How would you describe your leadership style?

I believe that people aren't your greatest assets, they are your only assets. My platform and background for leadership has always been grounded in authenticity to who I am and centered on diversity and inclusion. I immigrated to the US from Chile when I was 10 years old and so I know the power and beauty that comes from leaning into what makes you different from other people, and that's what I want every person in my marketing organization to feel – the value in bringing their most authentic self to work every day. The way our employees feel when they show up for themselves authentically is how they will also show up for our customers, and strong relationships drive growth.

I think this is especially true in light of a world forever changed by the pandemic. Living through such an unprecedented time has reinforced that we are all humans. We can't lead or care for one another without empathy and I think leaders everywhere have been reminded of this.

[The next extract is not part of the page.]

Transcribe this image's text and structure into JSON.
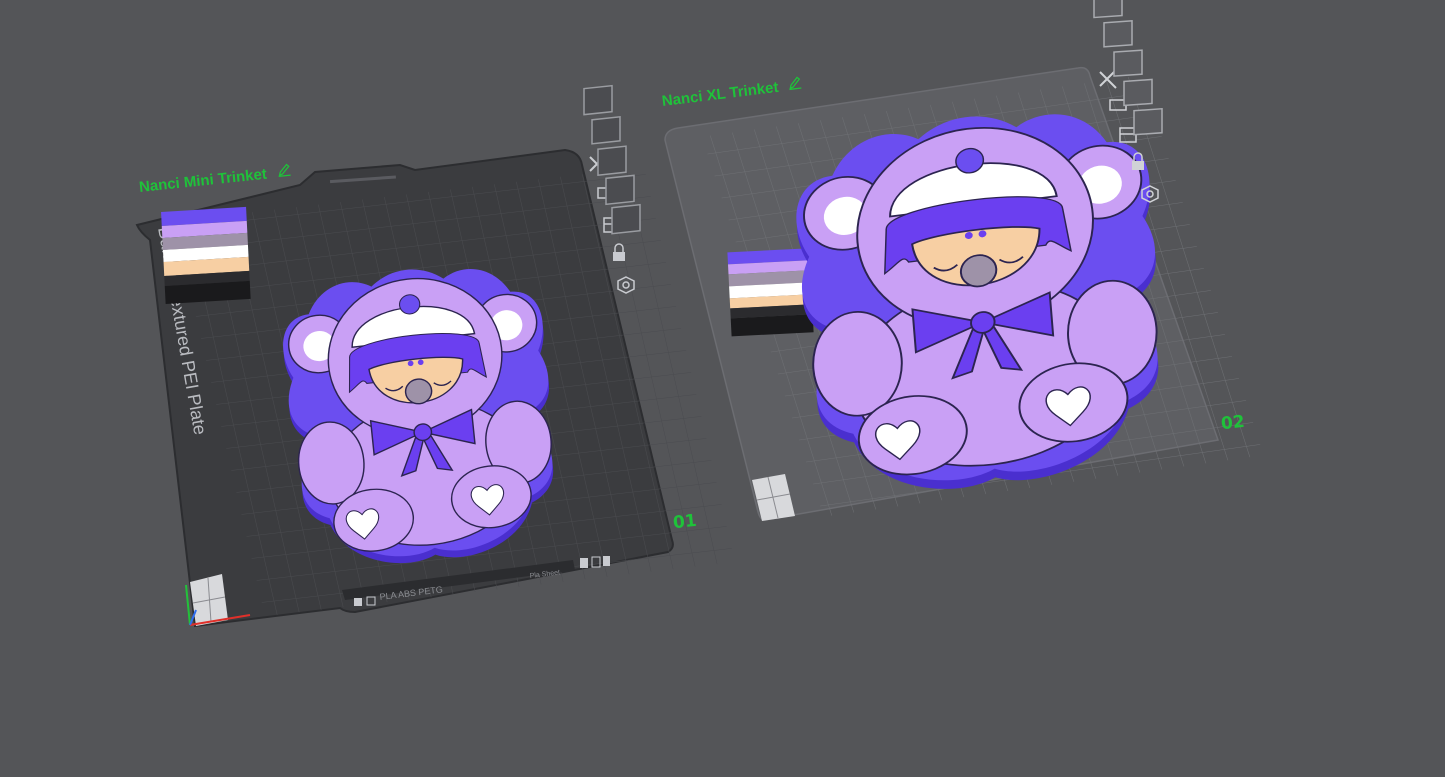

What’s the best leadership advice you’ve received?

When I was growing up as an immigrant in North Carolina, I often wanted to be just like everyone else. But my mother always told me: Be unique, be memorable – you have an authentic view and experience of the world that no one else will ever have, so don't try to be anyone else but you.

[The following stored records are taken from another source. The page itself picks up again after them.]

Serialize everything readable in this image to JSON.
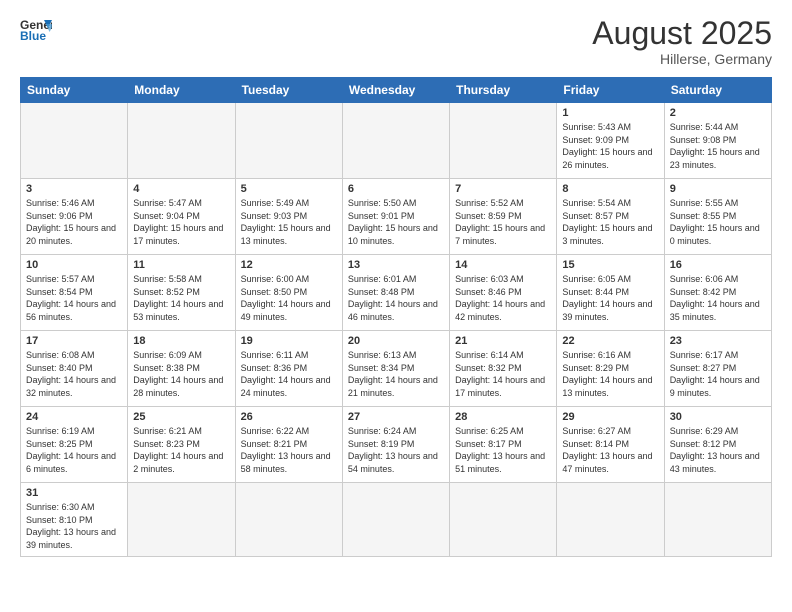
{
  "header": {
    "logo_general": "General",
    "logo_blue": "Blue",
    "month_year": "August 2025",
    "location": "Hillerse, Germany"
  },
  "weekdays": [
    "Sunday",
    "Monday",
    "Tuesday",
    "Wednesday",
    "Thursday",
    "Friday",
    "Saturday"
  ],
  "weeks": [
    [
      {
        "day": "",
        "info": ""
      },
      {
        "day": "",
        "info": ""
      },
      {
        "day": "",
        "info": ""
      },
      {
        "day": "",
        "info": ""
      },
      {
        "day": "",
        "info": ""
      },
      {
        "day": "1",
        "info": "Sunrise: 5:43 AM\nSunset: 9:09 PM\nDaylight: 15 hours and 26 minutes."
      },
      {
        "day": "2",
        "info": "Sunrise: 5:44 AM\nSunset: 9:08 PM\nDaylight: 15 hours and 23 minutes."
      }
    ],
    [
      {
        "day": "3",
        "info": "Sunrise: 5:46 AM\nSunset: 9:06 PM\nDaylight: 15 hours and 20 minutes."
      },
      {
        "day": "4",
        "info": "Sunrise: 5:47 AM\nSunset: 9:04 PM\nDaylight: 15 hours and 17 minutes."
      },
      {
        "day": "5",
        "info": "Sunrise: 5:49 AM\nSunset: 9:03 PM\nDaylight: 15 hours and 13 minutes."
      },
      {
        "day": "6",
        "info": "Sunrise: 5:50 AM\nSunset: 9:01 PM\nDaylight: 15 hours and 10 minutes."
      },
      {
        "day": "7",
        "info": "Sunrise: 5:52 AM\nSunset: 8:59 PM\nDaylight: 15 hours and 7 minutes."
      },
      {
        "day": "8",
        "info": "Sunrise: 5:54 AM\nSunset: 8:57 PM\nDaylight: 15 hours and 3 minutes."
      },
      {
        "day": "9",
        "info": "Sunrise: 5:55 AM\nSunset: 8:55 PM\nDaylight: 15 hours and 0 minutes."
      }
    ],
    [
      {
        "day": "10",
        "info": "Sunrise: 5:57 AM\nSunset: 8:54 PM\nDaylight: 14 hours and 56 minutes."
      },
      {
        "day": "11",
        "info": "Sunrise: 5:58 AM\nSunset: 8:52 PM\nDaylight: 14 hours and 53 minutes."
      },
      {
        "day": "12",
        "info": "Sunrise: 6:00 AM\nSunset: 8:50 PM\nDaylight: 14 hours and 49 minutes."
      },
      {
        "day": "13",
        "info": "Sunrise: 6:01 AM\nSunset: 8:48 PM\nDaylight: 14 hours and 46 minutes."
      },
      {
        "day": "14",
        "info": "Sunrise: 6:03 AM\nSunset: 8:46 PM\nDaylight: 14 hours and 42 minutes."
      },
      {
        "day": "15",
        "info": "Sunrise: 6:05 AM\nSunset: 8:44 PM\nDaylight: 14 hours and 39 minutes."
      },
      {
        "day": "16",
        "info": "Sunrise: 6:06 AM\nSunset: 8:42 PM\nDaylight: 14 hours and 35 minutes."
      }
    ],
    [
      {
        "day": "17",
        "info": "Sunrise: 6:08 AM\nSunset: 8:40 PM\nDaylight: 14 hours and 32 minutes."
      },
      {
        "day": "18",
        "info": "Sunrise: 6:09 AM\nSunset: 8:38 PM\nDaylight: 14 hours and 28 minutes."
      },
      {
        "day": "19",
        "info": "Sunrise: 6:11 AM\nSunset: 8:36 PM\nDaylight: 14 hours and 24 minutes."
      },
      {
        "day": "20",
        "info": "Sunrise: 6:13 AM\nSunset: 8:34 PM\nDaylight: 14 hours and 21 minutes."
      },
      {
        "day": "21",
        "info": "Sunrise: 6:14 AM\nSunset: 8:32 PM\nDaylight: 14 hours and 17 minutes."
      },
      {
        "day": "22",
        "info": "Sunrise: 6:16 AM\nSunset: 8:29 PM\nDaylight: 14 hours and 13 minutes."
      },
      {
        "day": "23",
        "info": "Sunrise: 6:17 AM\nSunset: 8:27 PM\nDaylight: 14 hours and 9 minutes."
      }
    ],
    [
      {
        "day": "24",
        "info": "Sunrise: 6:19 AM\nSunset: 8:25 PM\nDaylight: 14 hours and 6 minutes."
      },
      {
        "day": "25",
        "info": "Sunrise: 6:21 AM\nSunset: 8:23 PM\nDaylight: 14 hours and 2 minutes."
      },
      {
        "day": "26",
        "info": "Sunrise: 6:22 AM\nSunset: 8:21 PM\nDaylight: 13 hours and 58 minutes."
      },
      {
        "day": "27",
        "info": "Sunrise: 6:24 AM\nSunset: 8:19 PM\nDaylight: 13 hours and 54 minutes."
      },
      {
        "day": "28",
        "info": "Sunrise: 6:25 AM\nSunset: 8:17 PM\nDaylight: 13 hours and 51 minutes."
      },
      {
        "day": "29",
        "info": "Sunrise: 6:27 AM\nSunset: 8:14 PM\nDaylight: 13 hours and 47 minutes."
      },
      {
        "day": "30",
        "info": "Sunrise: 6:29 AM\nSunset: 8:12 PM\nDaylight: 13 hours and 43 minutes."
      }
    ],
    [
      {
        "day": "31",
        "info": "Sunrise: 6:30 AM\nSunset: 8:10 PM\nDaylight: 13 hours and 39 minutes."
      },
      {
        "day": "",
        "info": ""
      },
      {
        "day": "",
        "info": ""
      },
      {
        "day": "",
        "info": ""
      },
      {
        "day": "",
        "info": ""
      },
      {
        "day": "",
        "info": ""
      },
      {
        "day": "",
        "info": ""
      }
    ]
  ]
}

What does success look like to you?

I think the concept of success is multi-faceted. From a career perspective, being in a job where you're respected and appreciated, and where you can see how your contributions are providing value by motivating your teams to be better – that's success! From a personal perspective, there is no greater accomplishment than investing in the next generation. I love mentoring younger professionals – they are the future. I want my legacy as a leader to include providing value in work culture, but also in leaving a personal impact on the lives of professionals who will carry the workforce forward. Finding a position in life with a job and company that offers me a chance at all of that is what success looks like to me.

What advice would you give to your younger self just starting out in the industry?

I've always been a naturally curious person and it's easy for me to over-commit to projects that pique my interest. I've learned over years of practice how to manage that, so to my younger self I’d say… prioritize the things that are most important, and then become amazing at those things.